121 This issue has been rendered moot by this Court's determination that there was insufficient evidence to support the great risk of death aggravator.
122 Strickland v. Washington, 466 U.S. at 686, 104 S. Ct. at 2064.
123 21 O.S. 1981 § 701.13 [21-701.13](C).
LUMPKIN, Judge, concurring in results.
¶1 I concur in the affirmance of the first degree murder conviction and the imposition of the death penalty. However, I find the Court's vacating of the "great risk of death to more than one person" aggravating circumstance is not supported by the facts or prior case law.
¶2 In Smith v. State, 727 P.2d 1366, 1373 (Okl.Cr. 1986), cert. denied, 483 U.S. 1033, 107 S. Ct. 3277, 97 L. Ed. 2d 780 (1987) and Hays v.

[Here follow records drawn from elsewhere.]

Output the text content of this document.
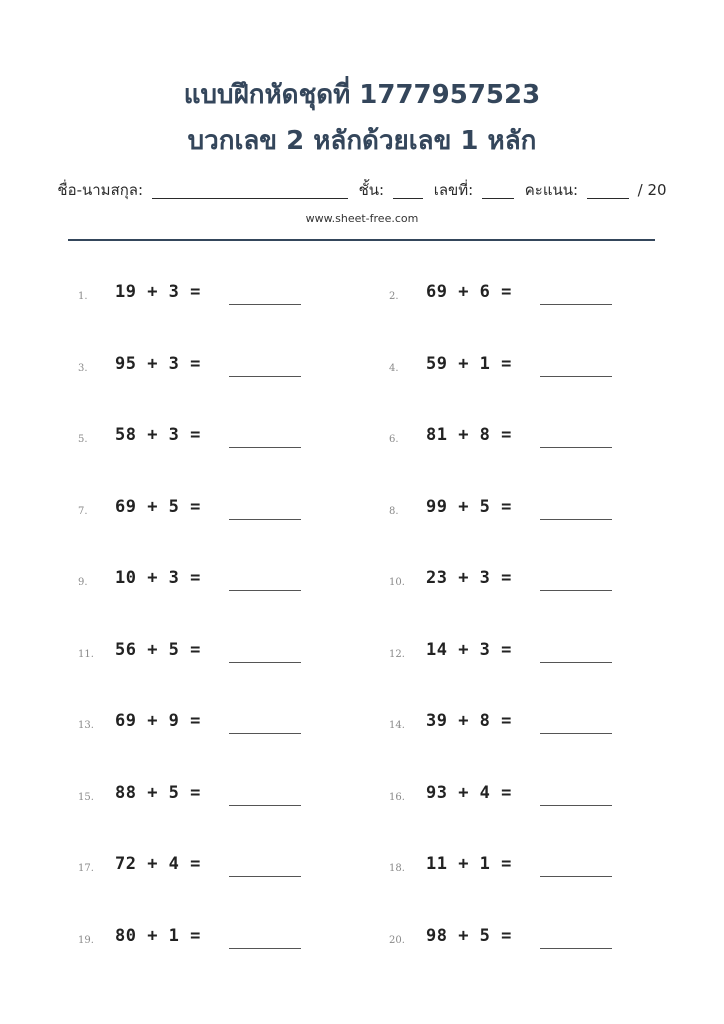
แบบฝึกหัดชุดที่ 1777957523
บวกเลข 2 หลักด้วยเลข 1 หลัก
ชื่อ-นามสกุล:	ชั้น:	เลขที่:	คะแนน:	/ 20
www.sheet-free.com
1. 19 + 3 =	2. 69 + 6 =
3. 95 + 3 =	4. 59 + 1 =
5. 58 + 3 =	6. 81 + 8 =
7. 69 + 5 =	8. 99 + 5 =
9. 10 + 3 =	10. 23 + 3 =
11. 56 + 5 =	12. 14 + 3 =
13. 69 + 9 =	14. 39 + 8 =
15. 88 + 5 =	16. 93 + 4 =
17. 72 + 4 =	18. 11 + 1 =
19. 80 + 1 =	20. 98 + 5 =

State, 617 P.2d 223, 231 (Okl.Cr. 1980), this Court upheld the aggravator under similar circumstances wherein the defendant pointed a gun in a threatening manner at bystanders.
¶3 Further, statements by Appellant that he had previously committed murder should be considered as evidence supporting this aggravator. The statements were not introduced as evidence of another crime, but were so closely related to the murder as to be admissible as part of the res gestae of the offense. In fact, the statements are direct evidence of his intent and the "great risk of death to more than one person" aggravator.
¶4 In footnote 95 the Court refers to an affidavit from an inmate in the Grady County Jail with Orduna. This ex-parte affidavit, obtained after trial and attached to Appellant's brief, is not a proper part of the record on appeal and should play no part in our review of the case. This Court should restrict its review to the record created through the trial court proceedings or matters properly added through the prescribed supplementation process set out in Rule 3.11 of this Court's rules.
¶5 Further, in reviewing Appellant's claim that the trial court's determination of his competency violated due process, the opinion reviews for plain error only. I agree with that scope of review but base that decision on this Court's decision in Simpson v. State, 876 P.2d 690, 694-695 (Okl.Cr. 1994). This Court should use its own case law where applicable rather than referring to federal law as this Court has the ability to apply our evidence code differently than the federal courts. The scope and method of plain error review was set out in Simpson.